About it bloom the planets, like a pageantry
Of rival blossoms in a garden-galaxy.
They break and wane and wither, till upon some earth,

Faded and chill and shrunken, a pallid thing has birth;
And on a world weary with strife
Creeps forth the efflorescence Life.
Strange vegetations fiercely bloom and fall from sight;
Monsters uncouth are spawned, and sink into the night;
Huge mountains blossom white beneath the ocean spray;
Vast tropics glow where once the glacier-ice held sway—
Till, like a lichen on the stone,
Comes Man, bearing a soul unknown.
The lichen spreads, and civilisations grow forlorn,
Bloom once, and, dying, blight the place where they were born.
Incomparable, unique, each in lone splendour burns;
Each bears one perfect grace that nevermore returns.
Ah! gone is sculptured Egypt—gone
The blossom that was Babylon!
The lotus of the East, the Grecian lily cold—
Each blossoms only one new beauty to unfold.

And this rich rose, the West, that opens now so vast,
Shall tell its message, then upon the night be cast.
But still God scatters through the gloom
New seeds whence nobler flowers shall bloom.
And æons rise and fade, and still the petal-years
Fall from the trembling stem of Time, that proudly rears
Space, like the last huge blossom of the far-thrown seed;
And Space itself shall wither like a trampled weed.
But in the void the Sower still
Scatters new seed, until—until…

The Four Queens (Maoriland)

Wellington.
HERE, where the surges of a world of sea
Break on our bastioned walls with league-long sweep,
Four fair young queens their lonely splendour keep,
Each in a city throned.

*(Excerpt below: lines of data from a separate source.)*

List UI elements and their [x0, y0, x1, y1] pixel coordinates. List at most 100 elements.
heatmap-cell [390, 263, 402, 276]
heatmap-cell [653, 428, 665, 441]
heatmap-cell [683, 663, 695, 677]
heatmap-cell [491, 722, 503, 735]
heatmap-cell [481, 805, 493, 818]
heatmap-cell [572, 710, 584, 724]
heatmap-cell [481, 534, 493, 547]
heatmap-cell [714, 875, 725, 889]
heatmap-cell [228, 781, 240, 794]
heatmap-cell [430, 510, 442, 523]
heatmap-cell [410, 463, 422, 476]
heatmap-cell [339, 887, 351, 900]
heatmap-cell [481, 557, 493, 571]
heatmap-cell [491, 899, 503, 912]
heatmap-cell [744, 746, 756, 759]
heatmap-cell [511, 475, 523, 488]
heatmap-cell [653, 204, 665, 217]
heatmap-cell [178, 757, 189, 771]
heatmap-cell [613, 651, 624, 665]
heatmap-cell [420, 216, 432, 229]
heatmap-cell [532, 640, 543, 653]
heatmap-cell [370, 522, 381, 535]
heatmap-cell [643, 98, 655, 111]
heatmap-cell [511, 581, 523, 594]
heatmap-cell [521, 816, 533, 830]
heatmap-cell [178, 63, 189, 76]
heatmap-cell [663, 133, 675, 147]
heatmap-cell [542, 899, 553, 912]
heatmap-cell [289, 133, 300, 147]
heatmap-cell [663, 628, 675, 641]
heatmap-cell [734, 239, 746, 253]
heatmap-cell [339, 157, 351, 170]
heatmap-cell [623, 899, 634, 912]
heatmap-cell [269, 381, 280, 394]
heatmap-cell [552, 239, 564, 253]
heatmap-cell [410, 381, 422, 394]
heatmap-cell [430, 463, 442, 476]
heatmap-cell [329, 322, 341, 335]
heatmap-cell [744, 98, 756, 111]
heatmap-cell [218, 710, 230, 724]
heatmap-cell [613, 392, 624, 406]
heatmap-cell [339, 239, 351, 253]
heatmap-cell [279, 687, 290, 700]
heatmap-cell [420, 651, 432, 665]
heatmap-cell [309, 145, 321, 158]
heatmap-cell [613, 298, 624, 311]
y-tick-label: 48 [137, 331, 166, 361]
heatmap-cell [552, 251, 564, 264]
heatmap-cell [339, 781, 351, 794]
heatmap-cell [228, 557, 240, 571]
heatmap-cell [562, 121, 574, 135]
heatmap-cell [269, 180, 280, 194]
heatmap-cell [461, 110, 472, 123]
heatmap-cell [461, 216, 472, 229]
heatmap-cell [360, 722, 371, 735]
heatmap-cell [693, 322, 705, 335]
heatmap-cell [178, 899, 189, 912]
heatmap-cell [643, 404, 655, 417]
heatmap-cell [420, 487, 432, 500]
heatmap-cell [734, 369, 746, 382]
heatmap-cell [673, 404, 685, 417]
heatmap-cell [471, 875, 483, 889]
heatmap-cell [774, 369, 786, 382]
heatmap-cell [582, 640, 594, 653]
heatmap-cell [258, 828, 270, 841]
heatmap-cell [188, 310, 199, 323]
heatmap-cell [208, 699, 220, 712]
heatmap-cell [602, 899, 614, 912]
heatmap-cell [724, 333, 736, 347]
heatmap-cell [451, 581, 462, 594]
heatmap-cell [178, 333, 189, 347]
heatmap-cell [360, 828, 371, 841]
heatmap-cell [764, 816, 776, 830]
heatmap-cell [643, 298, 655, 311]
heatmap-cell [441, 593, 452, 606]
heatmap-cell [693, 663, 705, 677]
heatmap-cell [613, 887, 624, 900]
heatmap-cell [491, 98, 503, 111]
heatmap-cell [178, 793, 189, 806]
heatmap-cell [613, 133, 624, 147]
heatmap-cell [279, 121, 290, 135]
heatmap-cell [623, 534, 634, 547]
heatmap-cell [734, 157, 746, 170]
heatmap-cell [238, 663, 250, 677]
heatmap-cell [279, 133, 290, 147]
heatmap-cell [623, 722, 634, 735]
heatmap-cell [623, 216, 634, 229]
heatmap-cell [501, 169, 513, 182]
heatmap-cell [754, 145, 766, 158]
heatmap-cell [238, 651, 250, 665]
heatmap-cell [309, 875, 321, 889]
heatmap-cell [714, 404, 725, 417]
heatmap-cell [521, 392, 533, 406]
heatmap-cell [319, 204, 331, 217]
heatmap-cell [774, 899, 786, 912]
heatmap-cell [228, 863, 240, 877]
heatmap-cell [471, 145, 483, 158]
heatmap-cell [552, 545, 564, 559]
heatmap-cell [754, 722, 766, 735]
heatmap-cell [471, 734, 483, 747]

The first is she
Whose face is arrogant with empery;
Her throne from out the wounded hill-side steep
Is rudely fashioned, and beneath her creep
The narrow streets; and, stretching broad and free,
Like a green-waving meadow, lies the bay,
With blossom-sails and flower-wavelots flecked.
Elate she stands; her brown and windblown hair
Haloes a face with virgin freshness fair,
As she receives, exuberant, erect,
The stubborn homage that her sisters pay.


Dunedin.
And one is fair and winsome, and her face
Is strung with winter's kisses, and is yet
With winter's tears of parting sorrow wet;
And all her figure speaks of bonny grace.
High on the circling hills her seat has place,
Within a bower of the green bush set;
And 'neath her feet the city slopes—a net
Of broad-büilt streets and green-girt garden space.

Above her high the suburbs climb to crown
Her city's battlements; and in her thrall
Lie sleeping fiords, and forests call her queen.
About her waist she winds a belt of green,
And on her gleaming city looking down,
She hears the Siren South for ever call.

Christchurch.
And one within a level city lies;
To whose tree-shaded streets and squares succeed;
A vista of white roads and bordering meads,
Until each suburb in the great plain dies.
The clustering spires to crown her fair head rise,
And for a girdle round her form she leads
The Avon, green with waving river-weeds
And swept with swaying willows. And her eyes
Are quiet with a student's reverie;
And in the hair that clouds her dreaming face
There lurks the fragrance of some older place,
And memories awake to die again,
As, confident and careless, glad and sorrow-free
She waits, queen of the margeless golden plain.

Auckland.
Set all about with walls, the last fair queen
Over a tropic city holds her sway;
Her throne on sleeping Eden, whence through grey
And red-strewn roads and gleaming gardens green
The city wanders on, and seems to lean
To bathe her beauty in the cool, clear bay,
That out past isle and islet winds its way
To the wide ocean. In her hair a sheen
Of sunlight lives; her face is sweetly pale—
A queen who seems too young and maidenly,
Her beauty all too delicate and frail,
To hold a sway imperious. But forth
From deep, dark eyes, that dreaming seem to be,
There shine the strength and passion of the North.